Failover outage event |
---|
The CRG job has a software error that causes it to end abnormally. |
Application exit program failure for an application CRG. |
Category 4 outages: Communication outage causing partition
- The status of the nodes not communicating by cluster messaging are set to Partition status. See Cluster partition for information about partitions.
- All nodes and cluster resource services on the nodes are still operational, but not all nodes can communicate with each other.
- The cluster is partitioned, but each CRG's primary node is still providing services.
Failover outage event |
---|
Communications adapter, line, or router failure on cluster heartbeat IP address lines occurs. |
ENDTCPIFC is affecting all cluster heartbeat IP addresses on a cluster node. |
Outages with active CRGs
- If the CRG is Active and the failing node is not the primary
node, the following results:
- The failover updates the status of the failed recovery domain member in the CRG's recovery domain.
- If the failing node is a backup node, the list of backup nodes is reordered so that active nodes are at the beginning of the list.

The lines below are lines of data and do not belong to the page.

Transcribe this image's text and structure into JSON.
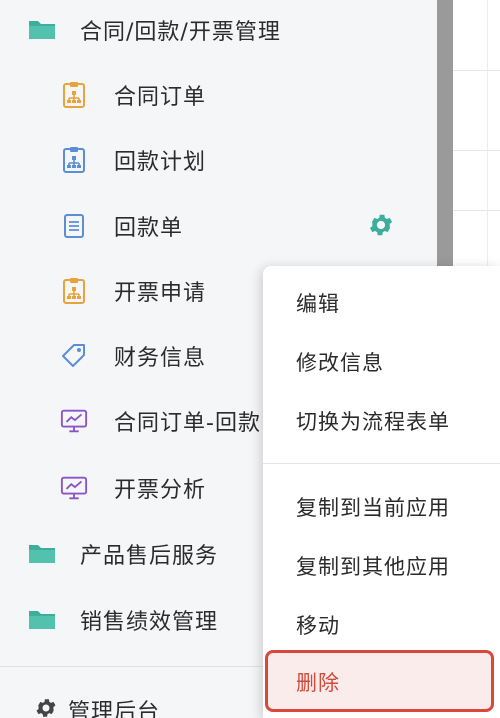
{
  "sidebar": {
    "folders": [
      {
        "label": "合同/回款/开票管理"
      },
      {
        "label": "产品售后服务"
      },
      {
        "label": "销售绩效管理"
      }
    ],
    "children": [
      {
        "label": "合同订单",
        "icon": "clipboard-org-icon",
        "color": "#e8a33c"
      },
      {
        "label": "回款计划",
        "icon": "clipboard-org-icon",
        "color": "#5b8ed6"
      },
      {
        "label": "回款单",
        "icon": "document-icon",
        "color": "#5b8ed6"
      },
      {
        "label": "开票申请",
        "icon": "clipboard-org-icon",
        "color": "#e8a33c"
      },
      {
        "label": "财务信息",
        "icon": "tag-icon",
        "color": "#5b8ed6"
      },
      {
        "label": "合同订单-回款",
        "icon": "monitor-chart-icon",
        "color": "#8b54c9"
      },
      {
        "label": "开票分析",
        "icon": "monitor-chart-icon",
        "color": "#8b54c9"
      }
    ],
    "admin_label": "管理后台"
  },
  "context_menu": {
    "items": [
      {
        "label": "编辑"
      },
      {
        "label": "修改信息"
      },
      {
        "label": "切换为流程表单"
      },
      {
        "label": "复制到当前应用"
      },
      {
        "label": "复制到其他应用"
      },
      {
        "label": "移动"
      },
      {
        "label": "删除"
      }
    ]
  },
  "colors": {
    "folder": "#3dae9b",
    "gear": "#3dae9b",
    "danger": "#d14a3c"
  }
}
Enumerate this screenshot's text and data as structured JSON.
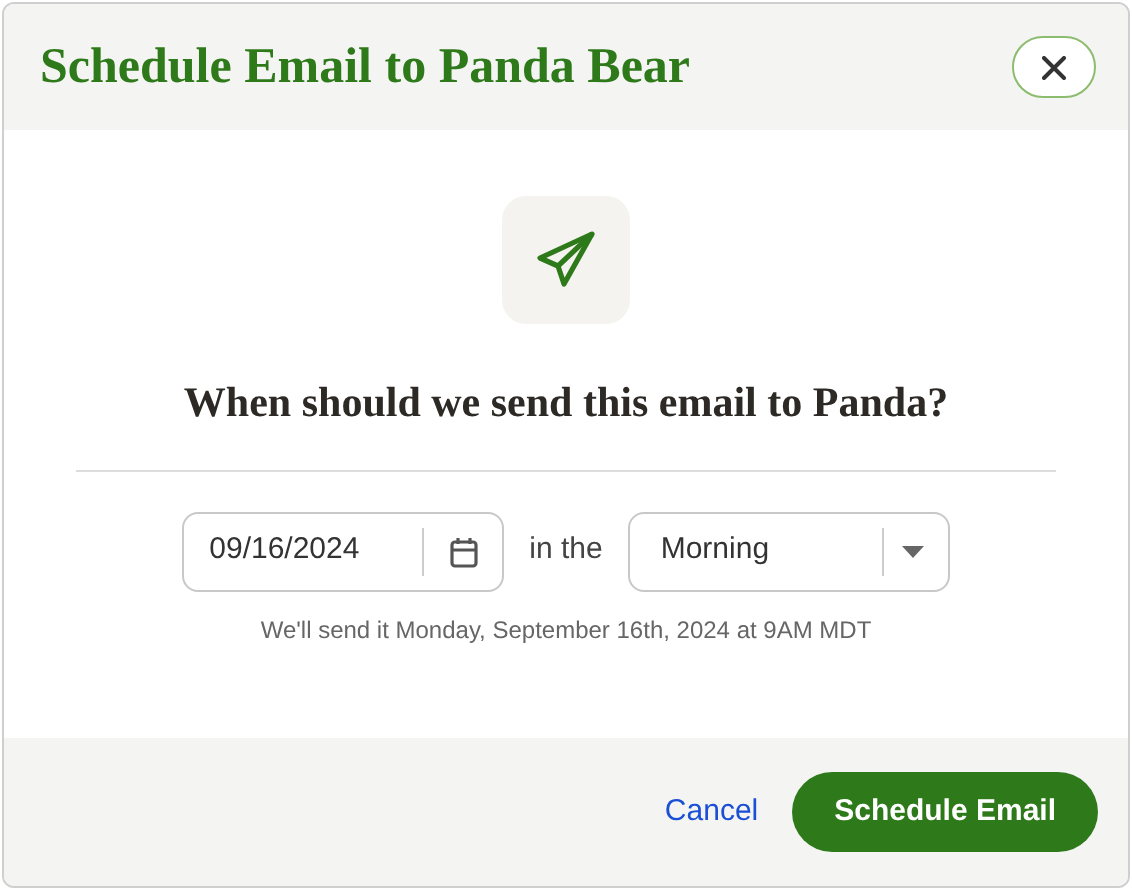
{
  "dialog": {
    "title": "Schedule Email to Panda Bear",
    "question": "When should we send this email to Panda?",
    "date_field": {
      "value": "09/16/2024"
    },
    "connector": "in the",
    "time_select": {
      "value": "Morning"
    },
    "summary": "We'll send it Monday, September 16th, 2024 at 9AM MDT",
    "buttons": [
      {
        "label": "Cancel",
        "kind": "link"
      },
      {
        "label": "Schedule Email",
        "kind": "primary"
      }
    ]
  }
}
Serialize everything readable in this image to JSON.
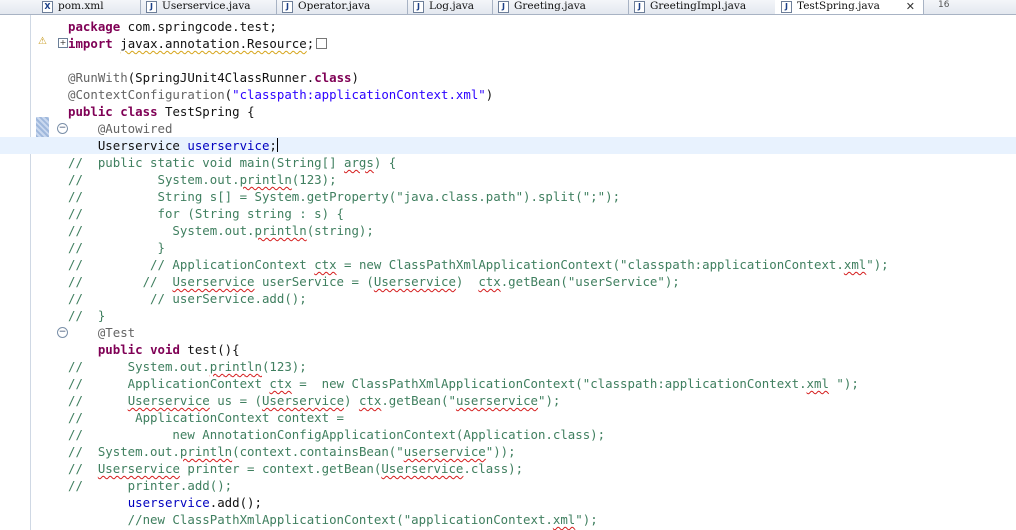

- If the CRG is Active and the recovery domain member is the primary
node, the actions the system performs depend on which type of outage
has occurred.
- Category 1 outages: Node outage causing failover
- Category 2 outages: Node outage causing partition
- Category 3 outages: CRG fault causing failover
- Category 4 outages: Communication outage causing partition
Outages with inactive CRGs
- The membership status of the failed node in the cluster resource group's recovery domain is changed to either Inactive or Partition status.
- The node roles are not changed, and the backup nodes are not reordered automatically.
- The backup nodes are reordered in an Inactive CRG when the Start
Cluster Resource Group (STRCRG) command or the Start
Cluster Resource Group (QcstStartClusterResourceGroup) API is
called. Note: The Start Cluster Resource Group API will fail if the primary node is not active. You must issue the Change Cluster Resource Group (CHGCRG) command or the Change Cluster Resource Group (QcstChangeClusterResourceGroup) API to designate an active node as the primary node, and then call the Start Cluster Resource Group API again.